A second limitation is that negative publication bias may have resulted in an under- or overestimation of pre-treatment loss to follow-up in this review. Although we undertook a systematic literature search, we may have missed some studies reporting on pre-treatment loss to follow-up if this was not the main focus of the study.

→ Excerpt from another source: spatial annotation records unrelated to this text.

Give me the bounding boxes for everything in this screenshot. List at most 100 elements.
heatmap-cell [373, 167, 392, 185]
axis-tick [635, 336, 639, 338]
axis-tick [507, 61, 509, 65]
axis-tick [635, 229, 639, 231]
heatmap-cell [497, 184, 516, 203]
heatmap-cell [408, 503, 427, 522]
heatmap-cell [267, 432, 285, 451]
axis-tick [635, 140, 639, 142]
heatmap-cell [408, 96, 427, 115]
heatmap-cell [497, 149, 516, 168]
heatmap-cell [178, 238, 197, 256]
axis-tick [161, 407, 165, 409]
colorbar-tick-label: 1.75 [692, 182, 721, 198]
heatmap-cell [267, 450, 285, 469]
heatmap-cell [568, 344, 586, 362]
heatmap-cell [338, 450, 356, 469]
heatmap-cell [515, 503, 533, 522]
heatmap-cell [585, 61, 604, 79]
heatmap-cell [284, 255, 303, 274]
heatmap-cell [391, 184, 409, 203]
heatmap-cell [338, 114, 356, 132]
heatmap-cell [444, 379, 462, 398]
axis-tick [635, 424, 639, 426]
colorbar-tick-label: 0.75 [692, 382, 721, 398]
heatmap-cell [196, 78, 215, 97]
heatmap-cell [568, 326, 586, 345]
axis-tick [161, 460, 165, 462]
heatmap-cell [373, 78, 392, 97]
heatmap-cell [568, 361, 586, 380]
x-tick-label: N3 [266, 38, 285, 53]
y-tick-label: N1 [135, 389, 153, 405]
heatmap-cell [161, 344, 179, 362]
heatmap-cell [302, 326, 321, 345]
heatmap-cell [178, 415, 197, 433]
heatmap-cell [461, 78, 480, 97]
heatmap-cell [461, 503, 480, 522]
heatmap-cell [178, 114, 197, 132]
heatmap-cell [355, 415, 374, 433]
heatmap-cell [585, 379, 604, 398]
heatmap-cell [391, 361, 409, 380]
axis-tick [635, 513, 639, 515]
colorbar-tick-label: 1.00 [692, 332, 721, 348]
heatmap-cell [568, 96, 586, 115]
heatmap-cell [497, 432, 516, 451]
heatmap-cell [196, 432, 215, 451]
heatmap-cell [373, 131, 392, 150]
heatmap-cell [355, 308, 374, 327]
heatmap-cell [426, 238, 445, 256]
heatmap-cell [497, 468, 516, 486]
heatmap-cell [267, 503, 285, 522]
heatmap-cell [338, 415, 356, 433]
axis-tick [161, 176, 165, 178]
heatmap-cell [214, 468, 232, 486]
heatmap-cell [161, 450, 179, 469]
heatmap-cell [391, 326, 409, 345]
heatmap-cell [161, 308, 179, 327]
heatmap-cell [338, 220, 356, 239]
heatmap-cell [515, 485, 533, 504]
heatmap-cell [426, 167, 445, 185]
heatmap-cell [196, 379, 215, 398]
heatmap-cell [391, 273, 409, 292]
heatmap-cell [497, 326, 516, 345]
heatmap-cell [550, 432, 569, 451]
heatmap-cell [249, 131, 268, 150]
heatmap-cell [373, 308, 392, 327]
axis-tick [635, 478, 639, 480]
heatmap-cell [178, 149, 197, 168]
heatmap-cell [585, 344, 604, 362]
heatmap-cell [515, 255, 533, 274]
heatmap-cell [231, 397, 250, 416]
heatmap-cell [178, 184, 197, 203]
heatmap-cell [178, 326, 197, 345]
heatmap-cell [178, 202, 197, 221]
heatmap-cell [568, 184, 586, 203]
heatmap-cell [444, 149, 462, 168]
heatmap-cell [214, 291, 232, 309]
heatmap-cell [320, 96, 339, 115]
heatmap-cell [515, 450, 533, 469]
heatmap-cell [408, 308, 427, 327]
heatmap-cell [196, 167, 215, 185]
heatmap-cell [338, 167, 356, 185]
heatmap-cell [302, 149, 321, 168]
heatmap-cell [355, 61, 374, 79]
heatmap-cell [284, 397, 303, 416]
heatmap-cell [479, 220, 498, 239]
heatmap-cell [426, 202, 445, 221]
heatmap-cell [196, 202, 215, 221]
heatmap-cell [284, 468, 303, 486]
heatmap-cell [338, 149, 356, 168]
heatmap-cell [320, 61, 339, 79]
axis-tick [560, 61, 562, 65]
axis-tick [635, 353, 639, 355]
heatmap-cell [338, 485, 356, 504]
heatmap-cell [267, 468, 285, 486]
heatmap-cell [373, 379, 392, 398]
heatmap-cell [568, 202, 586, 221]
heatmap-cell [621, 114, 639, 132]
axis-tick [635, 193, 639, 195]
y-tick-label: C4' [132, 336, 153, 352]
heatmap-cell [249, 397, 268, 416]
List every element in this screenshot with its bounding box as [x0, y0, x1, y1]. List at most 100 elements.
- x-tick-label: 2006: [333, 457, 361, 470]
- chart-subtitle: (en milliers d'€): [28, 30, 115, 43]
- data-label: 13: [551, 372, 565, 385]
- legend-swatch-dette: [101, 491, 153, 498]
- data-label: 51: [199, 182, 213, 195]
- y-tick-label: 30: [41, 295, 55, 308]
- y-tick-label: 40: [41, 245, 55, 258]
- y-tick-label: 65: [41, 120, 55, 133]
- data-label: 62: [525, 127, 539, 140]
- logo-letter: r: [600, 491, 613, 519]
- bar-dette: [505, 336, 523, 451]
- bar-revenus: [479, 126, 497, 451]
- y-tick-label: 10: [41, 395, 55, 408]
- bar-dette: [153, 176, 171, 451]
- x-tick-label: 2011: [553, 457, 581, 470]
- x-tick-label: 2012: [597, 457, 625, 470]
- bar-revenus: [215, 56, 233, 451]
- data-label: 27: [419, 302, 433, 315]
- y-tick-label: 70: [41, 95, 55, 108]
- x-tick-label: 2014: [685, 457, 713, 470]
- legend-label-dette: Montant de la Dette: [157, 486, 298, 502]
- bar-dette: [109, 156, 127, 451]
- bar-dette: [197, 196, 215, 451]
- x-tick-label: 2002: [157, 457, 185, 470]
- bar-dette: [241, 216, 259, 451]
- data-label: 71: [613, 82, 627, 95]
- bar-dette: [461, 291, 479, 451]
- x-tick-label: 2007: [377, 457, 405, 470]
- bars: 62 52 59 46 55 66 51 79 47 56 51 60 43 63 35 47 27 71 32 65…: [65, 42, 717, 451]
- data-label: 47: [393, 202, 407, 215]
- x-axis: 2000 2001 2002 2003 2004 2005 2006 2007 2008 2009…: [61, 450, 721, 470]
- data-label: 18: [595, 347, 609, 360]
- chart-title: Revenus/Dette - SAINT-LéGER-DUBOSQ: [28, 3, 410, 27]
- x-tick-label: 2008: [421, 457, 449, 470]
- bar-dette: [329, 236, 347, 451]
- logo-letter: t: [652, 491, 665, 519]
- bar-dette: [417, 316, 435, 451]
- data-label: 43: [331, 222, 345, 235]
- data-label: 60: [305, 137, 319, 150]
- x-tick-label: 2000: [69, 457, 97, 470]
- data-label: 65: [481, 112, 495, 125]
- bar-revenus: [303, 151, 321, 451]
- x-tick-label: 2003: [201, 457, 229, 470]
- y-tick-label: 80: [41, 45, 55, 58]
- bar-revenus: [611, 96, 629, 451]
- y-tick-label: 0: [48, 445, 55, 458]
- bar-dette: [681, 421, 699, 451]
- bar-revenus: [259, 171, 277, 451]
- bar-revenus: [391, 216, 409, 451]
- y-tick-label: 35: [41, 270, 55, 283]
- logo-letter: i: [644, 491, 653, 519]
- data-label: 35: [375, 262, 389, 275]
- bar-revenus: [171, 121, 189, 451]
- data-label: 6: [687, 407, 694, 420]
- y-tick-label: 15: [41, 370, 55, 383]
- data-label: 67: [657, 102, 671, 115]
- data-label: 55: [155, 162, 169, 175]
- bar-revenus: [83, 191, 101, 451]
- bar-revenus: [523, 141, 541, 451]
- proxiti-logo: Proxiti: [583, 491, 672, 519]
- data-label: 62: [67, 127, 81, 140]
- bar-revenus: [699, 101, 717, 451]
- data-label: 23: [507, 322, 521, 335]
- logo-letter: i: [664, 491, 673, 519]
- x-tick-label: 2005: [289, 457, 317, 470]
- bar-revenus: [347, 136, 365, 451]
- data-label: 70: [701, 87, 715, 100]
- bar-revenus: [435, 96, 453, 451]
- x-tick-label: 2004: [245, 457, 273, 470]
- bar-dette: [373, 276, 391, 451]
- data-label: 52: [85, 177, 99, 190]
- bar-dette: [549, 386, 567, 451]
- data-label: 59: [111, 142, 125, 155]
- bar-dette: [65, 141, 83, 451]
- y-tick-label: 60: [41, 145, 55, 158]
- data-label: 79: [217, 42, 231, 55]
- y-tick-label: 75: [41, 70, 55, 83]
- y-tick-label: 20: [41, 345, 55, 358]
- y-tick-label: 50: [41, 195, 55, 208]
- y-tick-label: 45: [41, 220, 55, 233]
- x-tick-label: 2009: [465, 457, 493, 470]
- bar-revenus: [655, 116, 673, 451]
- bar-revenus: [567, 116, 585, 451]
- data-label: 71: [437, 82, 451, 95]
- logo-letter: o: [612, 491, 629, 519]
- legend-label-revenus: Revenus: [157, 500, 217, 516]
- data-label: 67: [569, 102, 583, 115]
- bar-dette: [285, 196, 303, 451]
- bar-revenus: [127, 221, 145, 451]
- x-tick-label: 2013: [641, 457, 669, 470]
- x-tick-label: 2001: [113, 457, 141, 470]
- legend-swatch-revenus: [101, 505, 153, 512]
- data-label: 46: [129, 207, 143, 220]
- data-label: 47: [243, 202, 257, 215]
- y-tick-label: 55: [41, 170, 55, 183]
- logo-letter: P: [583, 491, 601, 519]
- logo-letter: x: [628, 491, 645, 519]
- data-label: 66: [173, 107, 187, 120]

Because the studies identified were so heterogeneous, the summary estimates should be interpreted cautiously. Our ability to draw conclusions on the risk factors or reasons for pre-treatment loss to follow-up among people with tuberculosis is limited by the poor reporting of the baseline characteristics of study participants and low numbers of traced patients in several studies. We identified studies from 8 of the world’s 22 countries with a high burden of tuberculosis. Although the data from these countries are helpful in showing the important contribution of pre-treatment loss to follow-up to suboptimal NTP performance, data from a broader range of countries and regions are urgently needed. In particular, no studies from Latin American countries or the Russian Federation were identified, perhaps because these countries have produced no studies or because we limited our search to English-language sources. To facilitate comparisons between studies and regions, all studies reporting outcomes in patients with a diagnosis of tuberculosis should specify the proportion that is lost to follow-up before getting treated.

In conclusion, there is a paucity of evidence on the magnitude and clinical consequences of pre-treatment loss to follow-up in tuberculosis patients. The limited data available suggest that pre-treatment loss to follow-up is common and that it entails a high risk of death. There is an urgent need to improve the recording and reporting of pre-treatment loss to follow-up and to evaluate and scale up interventions to reduce this problem.